[meteorite-list] Martian Mineral Could Be Linked to Microbes (Stevensite)

Ron Baalke baalke at zagami.jpl.nasa.gov
Wed May 21 14:29:35 EDT 2014



http://news.anu.edu.au/2014/05/20/martian-mineral-could-be-linked-to-microbes/

Martian mineral could be linked to microbes
Australian National University
May 20, 2014
 
Scientists have discovered that the earliest living organisms on Earth 
were capable of making a mineral that may be found on Mars.

The clay-mineral stevensite has been used since ancient times and was 
used by Nubian women as a beauty treatment, but scientists had believed 
deposits could only be formed in harsh conditions like volcanic lava and 
hot alkali lakes.

Researchers led by Dr Bob Burne from the ANU Research School of Earth 
Sciences have found living microbes create an environment that allows 
stevensite to form, raising new questions about the stevensite found on 
Mars.

"It's much more likely that the stevensite on Mars is made geologically, 
from volcanic activity," Dr Burne said.

"But our finding - that stevensite can form around biological organisms 
- will encourage re-interpretation of these Martian deposits and their 
possible links to life on that planet."

Dr Burne and his colleagues from ANU, University of Western Australia 
and rock imaging company Lithicon, have found microbes can become encrusted 
by stevensite, which protects their delicate insides and provides the 
rigidity to allow them to build reef-like structures called "microbialites".

"Microbialites are the earliest large-scale evidence of life on Earth," 
Dr Burne said. "They demonstrate how microscopic organisms are able to 
join together to build enormous structures that sometimes rivalled the 
size of today's coral reefs."

He said the process still happens today in some isolated places like Shark 
Bay and Lake Clifton in Western Australia.

"Stevensite is usually assumed to require highly alkaline conditions to 
form, such as volcanic soda lakes.

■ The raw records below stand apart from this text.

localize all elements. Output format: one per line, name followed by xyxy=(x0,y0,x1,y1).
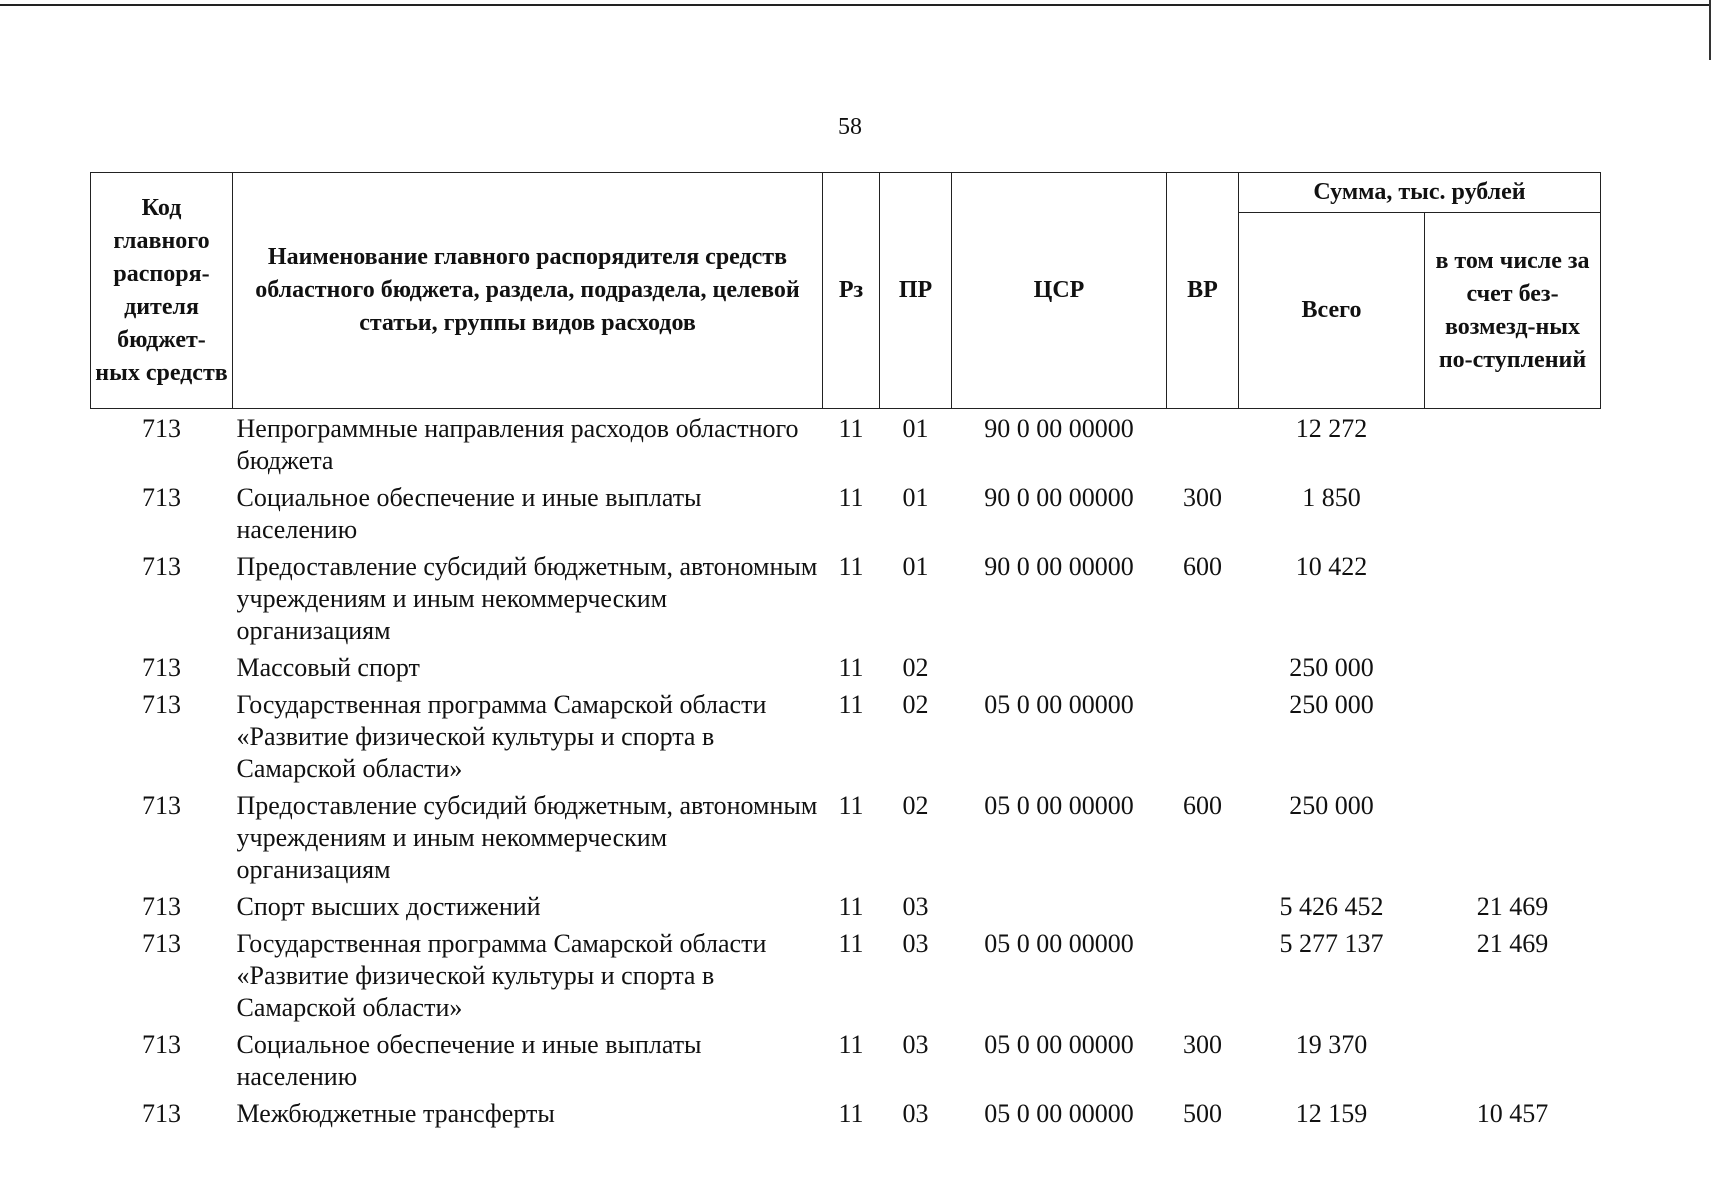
table-body xyxy=(91,409,1601,1132)
row-vr xyxy=(1167,648,1239,685)
row-total: 250 000 xyxy=(1289,653,1374,682)
row-name: Предоставление субсидий бюджетным, автономным учреждениям и иным некоммерческим организациям xyxy=(236,552,818,645)
row-pr: 02 xyxy=(902,690,929,719)
row-grants xyxy=(1425,685,1601,786)
row-name: Социальное обеспечение и иные выплаты населению xyxy=(236,1030,702,1091)
row-csr xyxy=(952,887,1167,924)
header-sum-group: Сумма, тыс. рублей xyxy=(1239,173,1601,213)
row-csr: 05 0 00 00000 xyxy=(984,1030,1134,1059)
table-row xyxy=(91,1025,1601,1094)
table-row xyxy=(91,478,1601,547)
row-csr: 05 0 00 00000 xyxy=(984,791,1134,820)
row-vr xyxy=(1167,924,1239,1025)
table-row xyxy=(91,685,1601,786)
table-row xyxy=(91,648,1601,685)
row-code: 713 xyxy=(142,690,181,719)
row-code: 713 xyxy=(142,653,181,682)
row-vr: 500 xyxy=(1183,1099,1222,1128)
row-rz: 11 xyxy=(838,1099,864,1128)
row-name: Спорт высших достижений xyxy=(236,892,541,921)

But our stevensite microbialites grow 
in a lake less salty than seawater and with near-neutral pH."

One of the paper's authors, Dr Penny King from ANU, is a science co-investigator 
on NASA's Mars Curiosity rover, which uncovered the presence of possible 
Martian stevensite.

The findings also have implications for how some of the world's largest 
oil reservoirs were formed.

The discovery was made using ANU-developed imaging technology licensed 
to Lithicon. The data was run on Raijin, the most powerful supercomputer 
in the Southern Hemisphere, based at the National Computational Infrastructure 
in Canberra.

The research is published in Geology.